①魔人国との戦争回避のため、現在行われている作戦の即時中止。および、元国王ジミー・フォン・デクーノボートの捕縛命令の発出。
②魔人国へは鉱山跡地ダンジョンの受付を通しての親書による説明。
③議会の再編成。および一部議会法の改正。
④国民への事情説明。

 これらを1日ですべてこなしてしまったのだ。
 さすがはシュミット国王陛下ってところなんだろうか。



「それにしても、この俺が元老院ねぇ~。ねぇ~よな~。」

 そうしみじみ語るのはシャバズのおっちゃんだ。
 この話を説明してくれたのもシャバズのおっちゃんだった。

 俺たちは陛下の手紙でダンジョンへ行けると考えて冒険者ギルドへと足を運んだ。
 会館へ入るとキャサリンさんからシャバズのおっちゃんが話が有るからってことで、執務室へ案内されて、今に至るってわけだ。

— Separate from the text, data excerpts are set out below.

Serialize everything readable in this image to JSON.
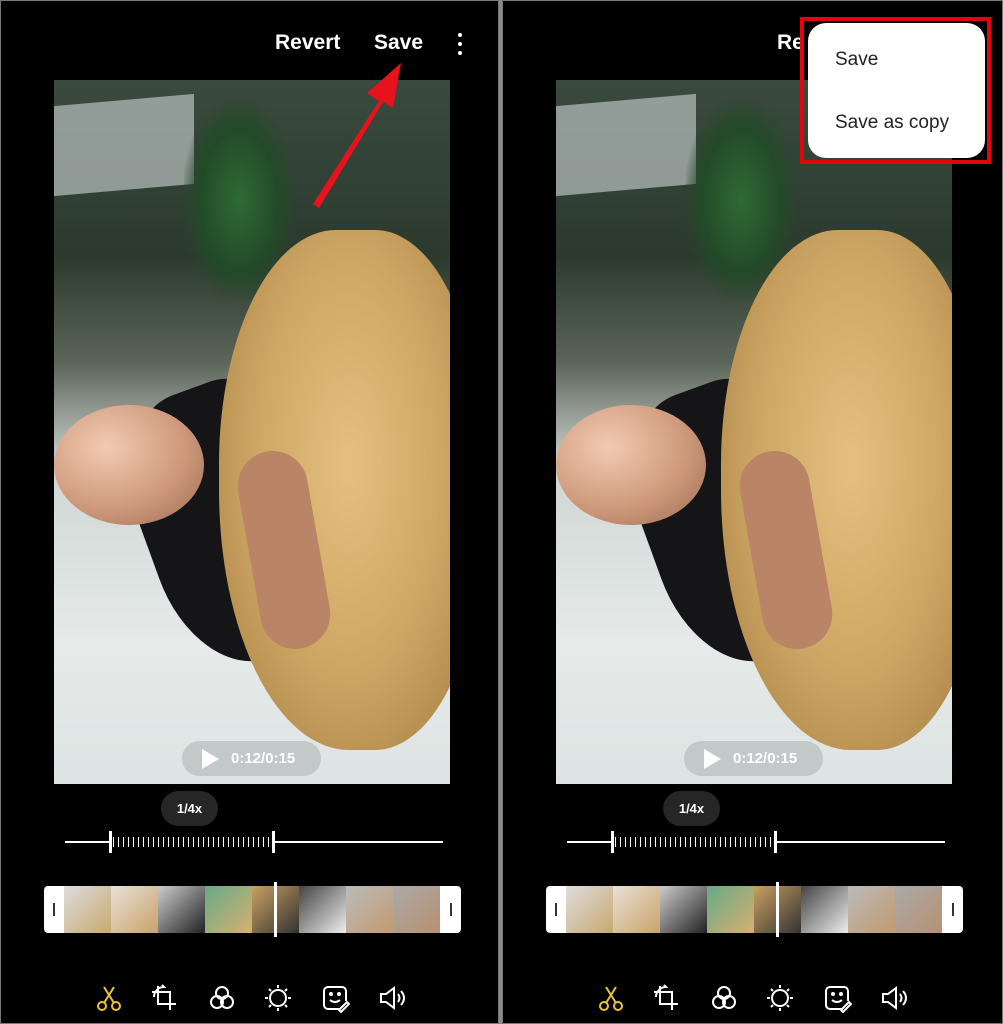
{
  "toolbar": {
    "revert_label": "Revert",
    "save_label": "Save",
    "more_icon": "more-vert-icon"
  },
  "video": {
    "time": "0:12/0:15",
    "speed": "1/4x"
  },
  "tools": [
    "scissors-icon",
    "crop-rotate-icon",
    "filters-icon",
    "brightness-icon",
    "sticker-icon",
    "volume-icon"
  ],
  "active_tool_color": "#e8c341",
  "menu": {
    "items": [
      {
        "label": "Save"
      },
      {
        "label": "Save as copy"
      }
    ]
  },
  "annotation": {
    "arrow_color": "#e8121c",
    "highlight_color": "#e0060e"
  },
  "panels": {
    "left": {
      "revert": "Revert",
      "save": "Save"
    },
    "right": {
      "revert": "Re"
    }
  }
}
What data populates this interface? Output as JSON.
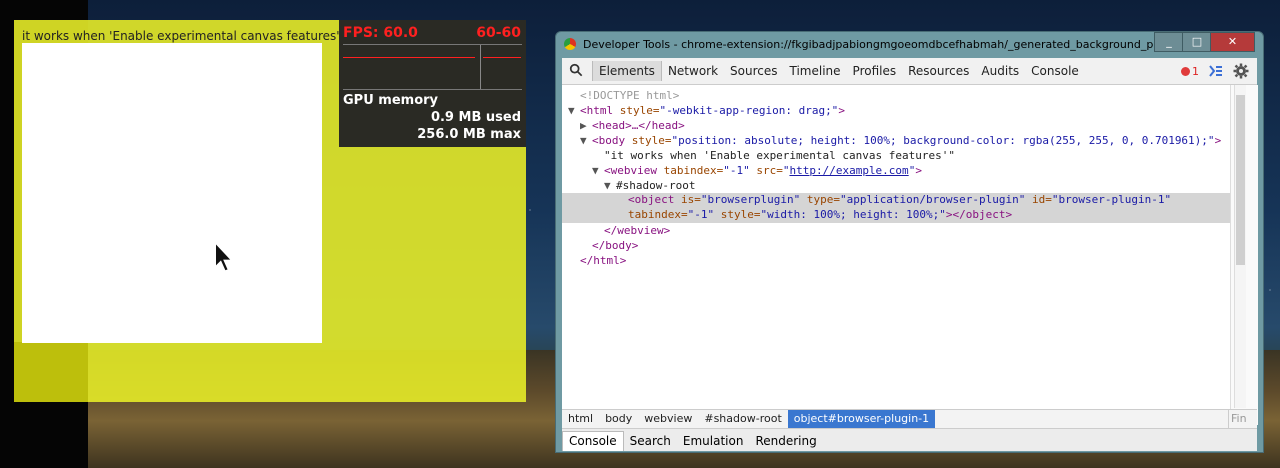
{
  "app": {
    "text": "it works when 'Enable experimental canvas features'"
  },
  "fps": {
    "label": "FPS: 60.0",
    "range": "60-60",
    "gpu_title": "GPU memory",
    "gpu_used": "0.9 MB used",
    "gpu_max": "256.0 MB max"
  },
  "devtools": {
    "title": "Developer Tools - chrome-extension://fkgibadjpabiongmgoeomdbcefhabmah/_generated_background_page.html",
    "tabs": [
      "Elements",
      "Network",
      "Sources",
      "Timeline",
      "Profiles",
      "Resources",
      "Audits",
      "Console"
    ],
    "active_tab": "Elements",
    "error_count": "1",
    "dom": {
      "doctype": "<!DOCTYPE html>",
      "html_open_tag": "<html",
      "html_style_attr": "style=",
      "html_style_val": "\"-webkit-app-region: drag;\"",
      "html_close_bracket": ">",
      "head_collapsed": "<head>…</head>",
      "body_open_tag": "<body",
      "body_style_attr": "style=",
      "body_style_val": "\"position: absolute; height: 100%; background-color: rgba(255, 255, 0, 0.701961);\"",
      "body_close_bracket": ">",
      "text_node": "\"it works when 'Enable experimental canvas features'\"",
      "webview_open_tag": "<webview",
      "webview_tabindex_attr": "tabindex=",
      "webview_tabindex_val": "\"-1\"",
      "webview_src_attr": "src=",
      "webview_src_quote_open": "\"",
      "webview_src_val": "http://example.com",
      "webview_src_quote_close": "\"",
      "webview_close_bracket": ">",
      "shadow_root": "#shadow-root",
      "object_open_tag": "<object",
      "object_is_attr": "is=",
      "object_is_val": "\"browserplugin\"",
      "object_type_attr": "type=",
      "object_type_val": "\"application/browser-plugin\"",
      "object_id_attr": "id=",
      "object_id_val": "\"browser-plugin-1\"",
      "object_tabindex_attr": "tabindex=",
      "object_tabindex_val": "\"-1\"",
      "object_style_attr": "style=",
      "object_style_val": "\"width: 100%; height: 100%;\"",
      "object_close": "></object>",
      "webview_close": "</webview>",
      "body_close": "</body>",
      "html_close": "</html>"
    },
    "breadcrumbs": [
      "html",
      "body",
      "webview",
      "#shadow-root",
      "object#browser-plugin-1"
    ],
    "find_placeholder": "Fin",
    "drawer_tabs": [
      "Console",
      "Search",
      "Emulation",
      "Rendering"
    ],
    "active_drawer_tab": "Console"
  }
}
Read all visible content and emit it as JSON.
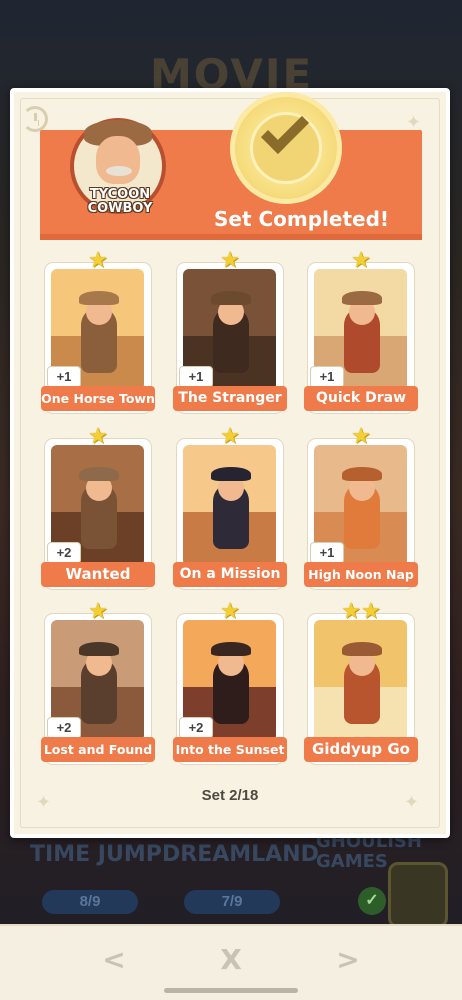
{
  "background": {
    "album_title": "MOVIE",
    "sets": [
      {
        "name": "TIME JUMP",
        "progress": "8/9"
      },
      {
        "name": "DREAMLAND",
        "progress": "7/9"
      },
      {
        "name": "GHOULISH GAMES",
        "progress": ""
      }
    ]
  },
  "set": {
    "logo_line1": "TYCOON",
    "logo_line2": "COWBOY",
    "status": "Set Completed!",
    "page_indicator": "Set 2/18"
  },
  "cards": [
    {
      "name": "One Horse Town",
      "stars": 1,
      "count": "+1"
    },
    {
      "name": "The Stranger",
      "stars": 1,
      "count": "+1"
    },
    {
      "name": "Quick Draw",
      "stars": 1,
      "count": "+1"
    },
    {
      "name": "Wanted",
      "stars": 1,
      "count": "+2"
    },
    {
      "name": "On a Mission",
      "stars": 1,
      "count": ""
    },
    {
      "name": "High Noon Nap",
      "stars": 1,
      "count": "+1"
    },
    {
      "name": "Lost and Found",
      "stars": 1,
      "count": "+2"
    },
    {
      "name": "Into the Sunset",
      "stars": 1,
      "count": "+2"
    },
    {
      "name": "Giddyup Go",
      "stars": 2,
      "count": ""
    }
  ],
  "nav": {
    "prev": "<",
    "close": "X",
    "next": ">"
  },
  "colors": {
    "accent": "#ef7a4a",
    "panel": "#f8f2e2",
    "star": "#f4cf34",
    "badge": "#f1d574"
  }
}
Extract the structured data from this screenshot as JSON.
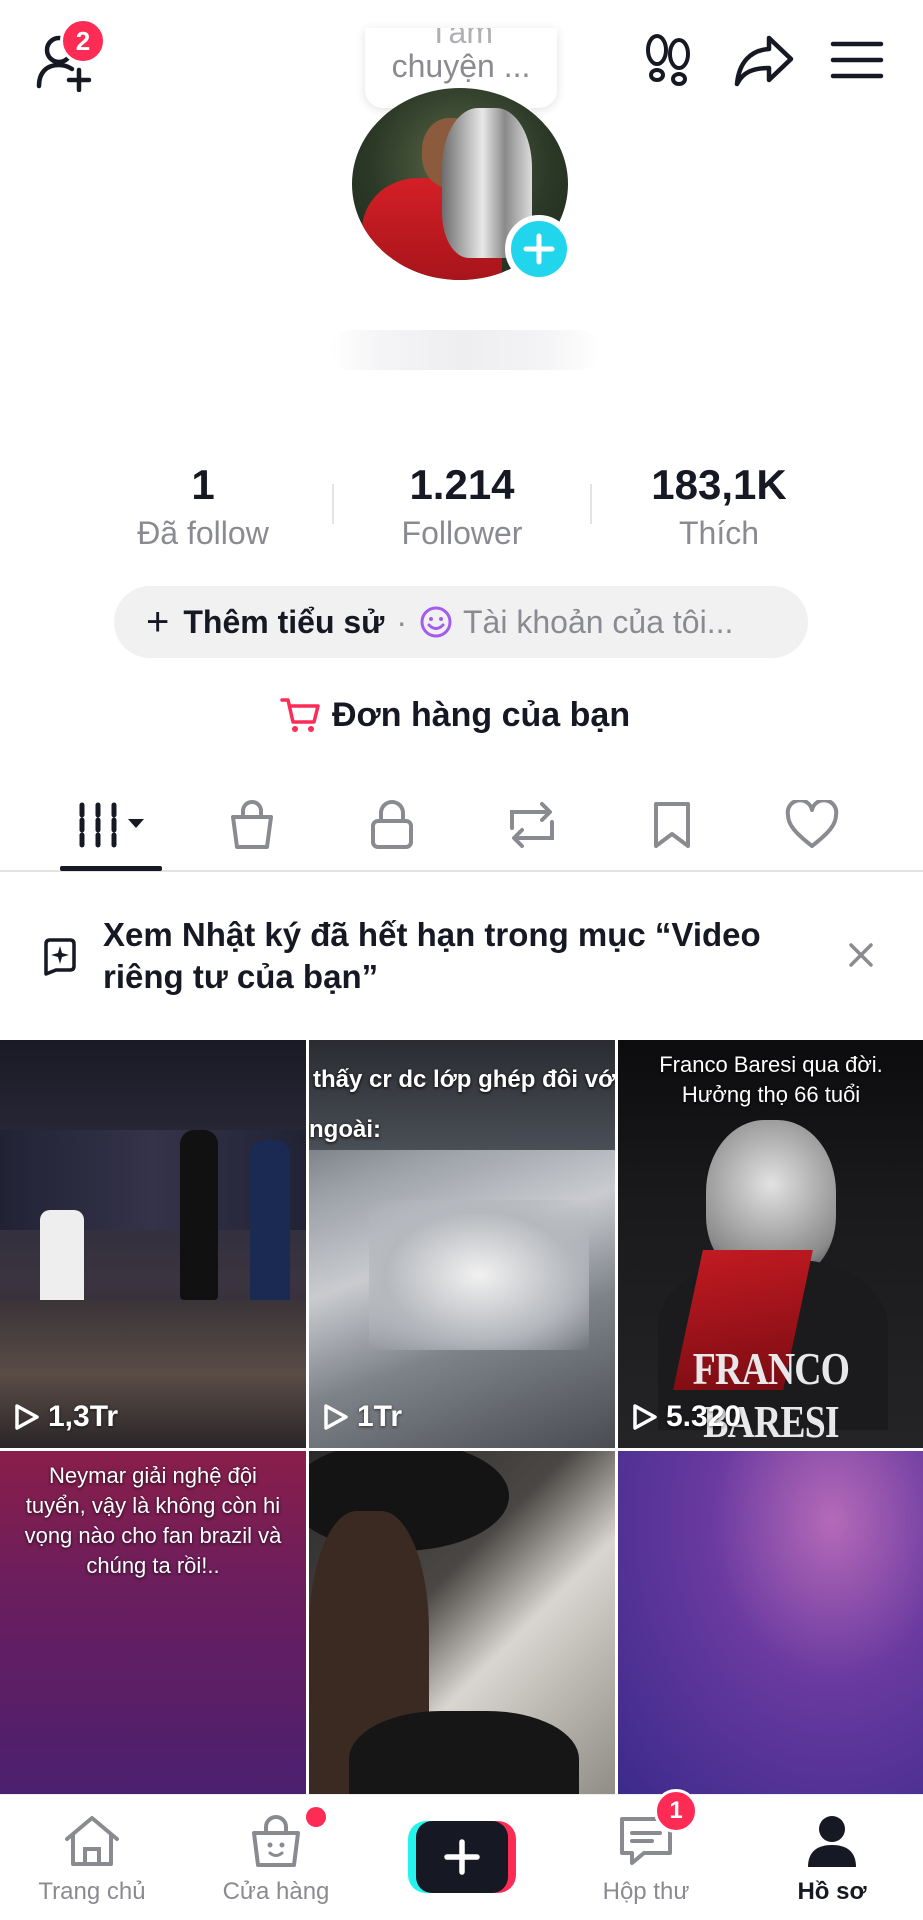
{
  "header": {
    "friend_requests_badge": "2",
    "note_ghost_text": "Tâm",
    "note_text": "chuyện ..."
  },
  "stats": {
    "following": {
      "value": "1",
      "label": "Đã follow"
    },
    "followers": {
      "value": "1.214",
      "label": "Follower"
    },
    "likes": {
      "value": "183,1K",
      "label": "Thích"
    }
  },
  "bio": {
    "add_bio_label": "Thêm tiểu sử",
    "separator": "·",
    "account_label": "Tài khoản của tôi..."
  },
  "orders": {
    "label": "Đơn hàng của bạn"
  },
  "tabs": [
    "videos",
    "shop",
    "private",
    "reposts",
    "favorites",
    "liked"
  ],
  "banner": {
    "text": "Xem Nhật ký đã hết hạn trong mục “Video riêng tư của bạn”"
  },
  "videos": [
    {
      "views": "1,3Tr"
    },
    {
      "views": "1Tr",
      "caption_line1": "thấy cr dc lớp ghép đôi với ngkh",
      "caption_line2": "ngoài:"
    },
    {
      "views": "5.320",
      "caption_line1": "Franco Baresi qua đời.",
      "caption_line2": "Hưởng thọ 66 tuổi",
      "big_title": "FRANCO BARESI"
    },
    {
      "caption": "Neymar giải nghệ đội tuyển, vậy là không còn hi vọng nào cho fan brazil và chúng ta rồi!.."
    },
    {},
    {}
  ],
  "bottom_nav": {
    "home": "Trang chủ",
    "shop": "Cửa hàng",
    "inbox": "Hộp thư",
    "inbox_badge": "1",
    "profile": "Hồ sơ"
  },
  "colors": {
    "accent_red": "#fe2c55",
    "accent_cyan": "#20d5ec",
    "text_primary": "#161823",
    "text_secondary": "#8a8b91"
  }
}
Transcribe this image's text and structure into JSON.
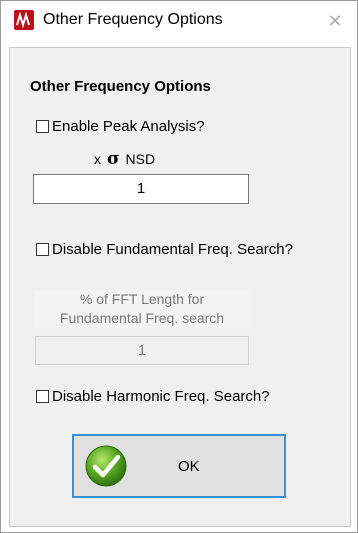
{
  "window": {
    "title": "Other Frequency Options",
    "close_glyph": "✕",
    "icon": "app-waveform-icon",
    "icon_color": "#b9141a"
  },
  "panel": {
    "heading": "Other Frequency Options",
    "enable_peak": {
      "label": "Enable Peak Analysis?",
      "checked": false
    },
    "nsd": {
      "prefix": "x",
      "sigma": "σ",
      "suffix": "NSD",
      "value": "1"
    },
    "disable_fundamental": {
      "label": "Disable Fundamental Freq. Search?",
      "checked": false
    },
    "fft_length": {
      "label_line1": "% of FFT Length for",
      "label_line2": "Fundamental Freq. search",
      "value": "1",
      "enabled": false
    },
    "disable_harmonic": {
      "label": "Disable Harmonic Freq. Search?",
      "checked": false
    }
  },
  "ok_button": {
    "label": "OK",
    "icon": "green-checkmark-icon",
    "focus_color": "#3a8fd6"
  }
}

「ほんと、おっちゃんが議会のお偉いさんになるとはね。考えてもみなかったよ。」
「俺もだ。」

 そう言うと、シャバズのおっちゃんは頭を掻きながら苦笑いをしていた。
 きっと、陛下のツルの一声で決まったのかもしれないな。

「それと、エルダ。ジェダンには会ったかい?」
「はい、お父さんとはきちんと話ができました。」
「そうか、それについては悪いことをしちまったな。本当にすまなかった。」

 おっちゃんはエルダに向かって深々と頭を下げた。
 エルダも、この話についてはもう怒ってないので、おっちゃんの謝罪を素直に受け取っていた。

「で、これからどうするんだ?やっぱりダンジョンに行くのか?」
「そうなるかな。俺も力を付けないと、勇者探索どころじゃないからな。」
「そうか……。」
「ん?どうかしたのかおっちゃん?」

 おっちゃんは話づらそうに、俺の顔をうかがっていた。